En zona extrapampeana, los impuestos totales habrían disminuido de USD 328 a USD 169 por hectárea, una reducción de USD 160 por hectárea (-48,6%). El margen neto del productor propietario habría pasado de USD 101 a USD 261 por hectárea (+ USD 160), una mejora del 157,6%. La CTA, por su parte, habría caído de 76,4% a alrededor de 39,3% (-37,1 puntos porcentuales).
En el gráfico 3 se observa que la menor recaudación por DEX no se traduce íntegramente en un aumento equivalente del margen neto, porque su eliminación también modifica la base imponible de otros tributos. El principal efecto compensador se produce a través del impuesto a las ganancias: su incidencia habría aumentado en USD 91 por hectárea en zona núcleo y USD 65 en zona extrapampeana,
debido al mayor resultado obtenido por el productor. También se habrían registrado aumentos en el impuesto a los débitos y créditos bancarios,ingresos brutos y sellos. En cambio, los impuestos cuya base no depende del ingreso o del resultado económico —como el inmobiliario rural y el impuesto a los combustibles líquidos— no se modifican.
En síntesis, por cada USD 100 por hectárea que el fisco habría dejado de recaudar por DEX, alrededor de USD 70 se habrían convertido en un mayor margen neto para el productor, mientras que los USD 30 restantes habrían retornado al Estado mediante una mayor recaudación de otros impuestos, principalmente ganancias.
Aunque la mejora absoluta habría sido mayor en zona núcleo —USD 212 frente a USD 160 por hectárea—, su impacto relativo habría sido considerablemente más importante en la zona extrapampeana. Esto se debe a que allí el margen inicial era mucho más reducido y los DEX absorbían una proporción mayor del excedente económico. En efecto, la brecha de carga tributaria entre ambas zonas se habría reducido de 21 puntos porcentuales en el escenario status quo a poco más de 6 puntos en un escenario sin DEX. El resultado refuerza la conclusión de la sección anterior: al gravar los ingresos brutos y no ajustarse a la capacidad de pago, los Derechos de Exportación afectan proporcionalmente más a las regiones de menor productividad relativa y mayores costos logísticos.

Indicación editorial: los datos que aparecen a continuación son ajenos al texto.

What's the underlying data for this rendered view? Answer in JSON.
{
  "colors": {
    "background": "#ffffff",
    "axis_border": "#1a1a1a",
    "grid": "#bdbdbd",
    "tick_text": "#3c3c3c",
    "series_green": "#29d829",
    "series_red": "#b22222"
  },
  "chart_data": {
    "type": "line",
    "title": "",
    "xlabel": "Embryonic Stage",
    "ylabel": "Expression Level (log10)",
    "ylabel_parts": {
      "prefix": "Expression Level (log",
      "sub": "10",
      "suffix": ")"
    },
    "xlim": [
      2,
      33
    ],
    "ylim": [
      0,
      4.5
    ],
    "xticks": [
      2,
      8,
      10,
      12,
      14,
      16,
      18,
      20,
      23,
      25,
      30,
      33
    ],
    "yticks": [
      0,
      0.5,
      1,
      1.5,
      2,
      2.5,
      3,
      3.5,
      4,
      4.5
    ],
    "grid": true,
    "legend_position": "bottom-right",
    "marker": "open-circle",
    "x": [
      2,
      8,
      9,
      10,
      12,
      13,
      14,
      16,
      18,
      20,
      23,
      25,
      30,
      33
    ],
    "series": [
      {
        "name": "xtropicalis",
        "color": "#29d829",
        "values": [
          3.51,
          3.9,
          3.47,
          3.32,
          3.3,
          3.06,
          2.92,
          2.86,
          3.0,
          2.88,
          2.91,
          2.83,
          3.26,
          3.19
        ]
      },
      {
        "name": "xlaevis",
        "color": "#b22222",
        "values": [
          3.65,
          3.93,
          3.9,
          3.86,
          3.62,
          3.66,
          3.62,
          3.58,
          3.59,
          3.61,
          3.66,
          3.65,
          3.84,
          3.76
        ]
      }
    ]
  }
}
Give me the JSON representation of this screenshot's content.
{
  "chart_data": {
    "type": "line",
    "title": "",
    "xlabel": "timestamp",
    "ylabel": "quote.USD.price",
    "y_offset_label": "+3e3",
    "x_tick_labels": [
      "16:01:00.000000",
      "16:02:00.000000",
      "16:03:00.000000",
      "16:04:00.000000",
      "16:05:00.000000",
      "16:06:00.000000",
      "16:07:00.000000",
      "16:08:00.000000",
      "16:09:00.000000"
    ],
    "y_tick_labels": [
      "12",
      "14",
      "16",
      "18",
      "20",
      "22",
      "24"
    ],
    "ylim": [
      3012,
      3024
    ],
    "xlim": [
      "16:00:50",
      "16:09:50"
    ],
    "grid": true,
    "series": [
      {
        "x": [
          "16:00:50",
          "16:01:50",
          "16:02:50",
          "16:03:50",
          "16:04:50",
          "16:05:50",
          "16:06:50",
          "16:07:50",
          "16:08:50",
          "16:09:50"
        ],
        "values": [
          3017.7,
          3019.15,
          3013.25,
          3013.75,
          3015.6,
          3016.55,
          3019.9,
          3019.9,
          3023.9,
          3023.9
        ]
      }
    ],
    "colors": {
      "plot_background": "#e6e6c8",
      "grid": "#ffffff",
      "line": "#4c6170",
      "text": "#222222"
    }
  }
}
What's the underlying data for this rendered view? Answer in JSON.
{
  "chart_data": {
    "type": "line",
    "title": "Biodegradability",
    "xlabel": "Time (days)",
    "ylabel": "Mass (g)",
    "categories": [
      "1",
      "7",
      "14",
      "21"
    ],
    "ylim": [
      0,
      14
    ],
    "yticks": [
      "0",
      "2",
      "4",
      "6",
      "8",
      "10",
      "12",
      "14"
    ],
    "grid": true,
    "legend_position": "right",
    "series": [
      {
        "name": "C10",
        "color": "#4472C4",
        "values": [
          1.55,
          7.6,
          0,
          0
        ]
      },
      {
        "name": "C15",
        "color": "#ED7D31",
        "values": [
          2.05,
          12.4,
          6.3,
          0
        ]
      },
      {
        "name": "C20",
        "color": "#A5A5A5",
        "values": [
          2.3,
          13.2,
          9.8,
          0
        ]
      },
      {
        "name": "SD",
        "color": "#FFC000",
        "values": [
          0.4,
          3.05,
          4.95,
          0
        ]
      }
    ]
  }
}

El ejercicio debe interpretarse como un contrafáctico estático y de corto plazo, no como una proyección de equilibrio. Aísla el efecto tributario directo y no incorpora posibles cambios en las decisiones productivas, los precios, el valor de los arrendamientos, el tipo de cambio o las cuentas públicas. En particular, no contempla una eventual expansión del área sembrada y de la producción como respuesta a la eliminación de los DEX, ni la mayor recaudación de otros impuestos que podría derivarse de ese incremento de la actividad y compensar parcialmente la pérdida inicial de recursos fiscales. Además, los resultados se presentan únicamente para productores propietarios, ya que estimar el efecto sobre los arrendatarios exigiría introducir supuestos adicionales acerca de cuánto de la mejora en la cotización interna de los granos se trasladaría al costo del alquiler. Dado que los arrendamientos suelen pactarse en quintales de soja, una parte del beneficio derivado de la eliminación de los DEX podría ser capturada por el propietario de la tierra.
Gráfico 3. Efecto de la eliminación de los DEX sobre el margen neto del productor propietario

Promedio de los últimos 12 meses (ago-25 – jul-26) — USD por hectárea
Fuente: IERAL de Fundación Mediterránea en base a Revista Márgenes Agropecuarios y otras fuentes.